The mid-term conference gives the country a chance to see how the Democrats expect to campaign. The theme this year is clear and not very surprising: opposition to the policies of Ronald Reagan. They seem confident that they will do well in November by attacking Reaganomics and supporting the nuclear freeze.

What the Democrats have not told us explicitly --parties in opposition seldom do--is how they would govern. They do not tell us exactly what they would do about taxes or Social Security or defense spending. Nevertheless, we think we can discern something important from the things that the Democrats are not saying. Almost entirely missing from the discussions in Philadelphia is what might be regarded as the unfinished business of the Carter era: national health insurance, a guaranteed annual income, progressive tax reform, labor law reform. In days of extremely high unemployment, there has been little mention of public jobs programs. Two years ago, at the Democratic National Convention in New York, the size of the jobs program was a focus of argument between the Carter and Kennedy camps. Now Democrats seem to assume that there will be no such program at all.

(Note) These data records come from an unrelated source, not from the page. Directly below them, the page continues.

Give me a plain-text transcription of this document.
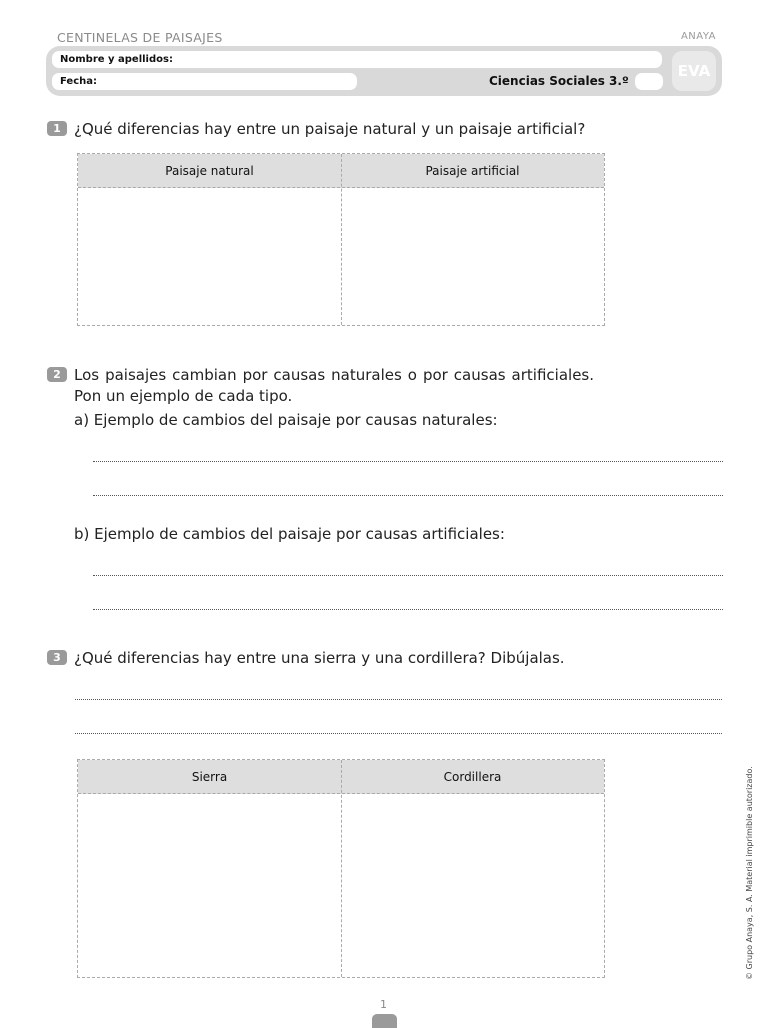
CENTINELAS DE PAISAJES	ANAYA
Nombre y apellidos:
Fecha:	Ciencias Sociales 3.º
EVA
1 ¿Qué diferencias hay entre un paisaje natural y un paisaje artificial?
Paisaje natural	Paisaje artificial
2 Los paisajes cambian por causas naturales o por causas artificiales.
Pon un ejemplo de cada tipo.
a) Ejemplo de cambios del paisaje por causas naturales:
b) Ejemplo de cambios del paisaje por causas artificiales:
3 ¿Qué diferencias hay entre una sierra y una cordillera? Dibújalas.
Sierra	Cordillera
1
© Grupo Anaya, S. A. Material imprimible autorizado.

The Democrats seem to have given up on the idea of expanding government, and to be focusing instead on opposing Reaganite plans for cuts. A party that has long seen itself as an advocate of change now finds itself supporting what looks very much like the status quo in 1980. Like the Republicans during the New Deal years, the Democrats are now arguing that they could manage things more competently and would be more sensible and avoid the dangers of unduly precipitous change. That is not how Democrats are used to thinking of themselves, but it seems to be the role that they are assuming in politics today.